#!/usr/bin/env python3
"""
Two-Stage HFLM for lm-evaluation-harness
========================================

实现一个自定义的 HFLM 子类，用于在评测时进行“两阶段生成”对照实验：

- baseline4096: 一次性生成 4096 tokens
- two_stage_echo: 先生成 2048，再插入 "Look back again: {question}\nSo now I know that "（可配置），再生成 2048
- two_stage_continue: 先生成 2048，再生成 2048

注意：本类覆写了 generate_until，直接在 HF 后端完成分阶段生成；
      返回文本在末尾会根据 until 列表做截断，保持与 harness 行为一致。
"""

from __future__ import annotations

import re
from typing import Any, Dict, List, Tuple

import torch

try:
    # 优先从安装的 lm-evaluation-harness 导入
    from lm_eval.models.huggingface import HFLM  # type: ignore
except Exception as e:  # pragma: no cover - 仅在缺失依赖时提示
    raise ImportError(
        "lm-evaluation-harness 未安装或版本不兼容，请先安装: pip install lm-eval[vllm]"
    ) from e


class TwoStageHFLM(HFLM):
    """自定义 HFLM：支持两阶段生成与中途注入提示。

    参数
    ----
    mode: str
        取值 {"baseline2048", "baseline4096", "two_stage_echo", "two_stage_continue"}
    first_stage_tokens: int
        第一阶段生成 token 数（默认 2048）。
    second_stage_tokens: int
        第二阶段生成 token 数（默认 2048）。
    injection_template: str
        echo 模式下的注入模版，包含 {question} 占位符。
    continue_template: str
        非 echo 模式下的中性续写提示。
    """

    def __init__(
        self,
        *,
        mode: str = "baseline2048",
        first_stage_tokens: int = 2048,
        second_stage_tokens: int = 2048,
        injection_template: str = "Look back again: {question}\nSo now I know that ",
        continue_template: str = "",
        **hf_kwargs: Any,
    ) -> None:
        super().__init__(**hf_kwargs)
        assert mode in {"baseline2048", "baseline4096", "two_stage_echo", "two_stage_continue"}, (
            f"Unsupported mode: {mode}"
        )
        self.mode = mode
        self.first_stage_tokens = int(first_stage_tokens)
        self.second_stage_tokens = int(second_stage_tokens)
        self.injection_template = str(injection_template)
        self.continue_template = str(continue_template)
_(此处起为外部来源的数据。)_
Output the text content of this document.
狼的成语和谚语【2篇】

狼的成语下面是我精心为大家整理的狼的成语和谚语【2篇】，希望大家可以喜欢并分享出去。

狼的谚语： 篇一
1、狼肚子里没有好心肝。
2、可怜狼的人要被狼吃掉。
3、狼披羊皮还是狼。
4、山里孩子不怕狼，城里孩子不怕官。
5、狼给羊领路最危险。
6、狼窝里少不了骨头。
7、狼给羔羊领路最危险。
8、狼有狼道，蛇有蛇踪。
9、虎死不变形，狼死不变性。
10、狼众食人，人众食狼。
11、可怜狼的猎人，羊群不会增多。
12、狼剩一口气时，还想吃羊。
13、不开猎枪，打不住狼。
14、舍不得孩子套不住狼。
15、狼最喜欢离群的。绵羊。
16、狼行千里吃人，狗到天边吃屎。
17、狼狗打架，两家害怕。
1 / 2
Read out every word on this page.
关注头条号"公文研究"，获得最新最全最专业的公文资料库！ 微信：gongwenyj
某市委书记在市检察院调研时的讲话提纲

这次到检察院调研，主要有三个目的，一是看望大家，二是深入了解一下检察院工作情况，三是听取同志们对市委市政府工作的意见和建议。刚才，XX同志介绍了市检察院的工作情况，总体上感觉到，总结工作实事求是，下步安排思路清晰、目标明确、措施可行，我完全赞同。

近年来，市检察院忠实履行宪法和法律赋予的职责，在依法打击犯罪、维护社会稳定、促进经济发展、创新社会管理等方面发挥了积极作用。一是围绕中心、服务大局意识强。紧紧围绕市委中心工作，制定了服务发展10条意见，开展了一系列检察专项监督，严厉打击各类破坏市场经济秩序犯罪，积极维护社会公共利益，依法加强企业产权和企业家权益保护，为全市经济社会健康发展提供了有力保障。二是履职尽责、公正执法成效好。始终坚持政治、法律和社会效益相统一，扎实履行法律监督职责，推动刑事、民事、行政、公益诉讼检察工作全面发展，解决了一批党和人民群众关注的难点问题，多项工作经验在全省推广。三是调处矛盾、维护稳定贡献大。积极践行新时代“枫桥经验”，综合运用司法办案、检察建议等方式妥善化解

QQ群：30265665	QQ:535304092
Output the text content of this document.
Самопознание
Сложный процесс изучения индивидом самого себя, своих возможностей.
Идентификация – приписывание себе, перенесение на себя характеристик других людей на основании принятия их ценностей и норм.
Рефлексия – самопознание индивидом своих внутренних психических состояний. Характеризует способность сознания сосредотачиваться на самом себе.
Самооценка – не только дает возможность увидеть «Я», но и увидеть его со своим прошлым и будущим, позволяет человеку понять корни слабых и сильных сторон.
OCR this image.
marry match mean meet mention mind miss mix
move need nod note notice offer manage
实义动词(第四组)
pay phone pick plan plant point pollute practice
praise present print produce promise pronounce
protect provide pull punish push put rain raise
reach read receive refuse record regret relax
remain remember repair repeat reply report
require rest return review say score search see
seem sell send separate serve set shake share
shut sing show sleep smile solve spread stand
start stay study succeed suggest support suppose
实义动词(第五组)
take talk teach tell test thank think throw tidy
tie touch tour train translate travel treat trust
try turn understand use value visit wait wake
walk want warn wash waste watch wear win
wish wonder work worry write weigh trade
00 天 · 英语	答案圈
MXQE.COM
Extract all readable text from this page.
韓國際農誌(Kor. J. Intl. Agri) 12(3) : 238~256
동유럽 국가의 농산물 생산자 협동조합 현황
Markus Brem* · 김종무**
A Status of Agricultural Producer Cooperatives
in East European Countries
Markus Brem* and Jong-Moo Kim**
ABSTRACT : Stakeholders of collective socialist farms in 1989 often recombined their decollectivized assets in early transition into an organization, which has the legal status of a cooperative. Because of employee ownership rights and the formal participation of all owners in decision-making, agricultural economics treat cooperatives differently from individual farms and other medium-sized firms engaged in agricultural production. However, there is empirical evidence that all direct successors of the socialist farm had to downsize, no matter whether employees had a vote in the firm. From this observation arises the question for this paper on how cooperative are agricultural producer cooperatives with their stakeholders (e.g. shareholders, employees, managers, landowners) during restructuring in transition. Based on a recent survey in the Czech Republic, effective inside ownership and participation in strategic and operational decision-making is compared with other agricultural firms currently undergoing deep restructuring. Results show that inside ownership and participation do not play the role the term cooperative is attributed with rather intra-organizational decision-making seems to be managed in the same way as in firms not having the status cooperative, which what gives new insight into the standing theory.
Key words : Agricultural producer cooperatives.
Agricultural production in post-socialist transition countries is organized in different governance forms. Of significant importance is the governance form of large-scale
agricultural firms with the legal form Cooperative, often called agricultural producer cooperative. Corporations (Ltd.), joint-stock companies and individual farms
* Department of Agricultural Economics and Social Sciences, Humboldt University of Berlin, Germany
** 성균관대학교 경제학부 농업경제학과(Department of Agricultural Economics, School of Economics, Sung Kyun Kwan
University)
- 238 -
    # ---- Core helpers ----
    def _extract_question_from_prompt(self, prompt: str) -> str:
        """尽力从 harness prompt 中提取 Question 文本（针对 GSM8K 常见模板）。

        若未匹配到，则回退为原始 prompt（保持健壮性）。
        """
        try:
            # 1) 取最后一个 Question: ... \n Answer: 的 pair
            pairs = list(re.finditer(r"\bQuestion:\s*(.*?)\r?\n\s*Answer:\s*", prompt, re.DOTALL))
            if pairs:
                return pairs[-1].group(1).strip()
            # 2) 若没有显式 Answer:，取最后一个 Question: 到文本末尾（切掉后续再次出现的 Question:）
            qs = list(re.finditer(r"\bQuestion:\s*(.*)$", prompt, re.DOTALL))
            if qs:
                seg = qs[-1].group(1)
                nxt = seg.find("\n\nQuestion:")
                if nxt != -1:
                    seg = seg[:nxt]
                return seg.strip()
        except Exception:
            pass
        # 回退为原始 prompt，避免注入失败
        return prompt

    def _decode(self, ids: torch.LongTensor) -> str:
        return self.tokenizer.decode(ids[0], skip_special_tokens=True)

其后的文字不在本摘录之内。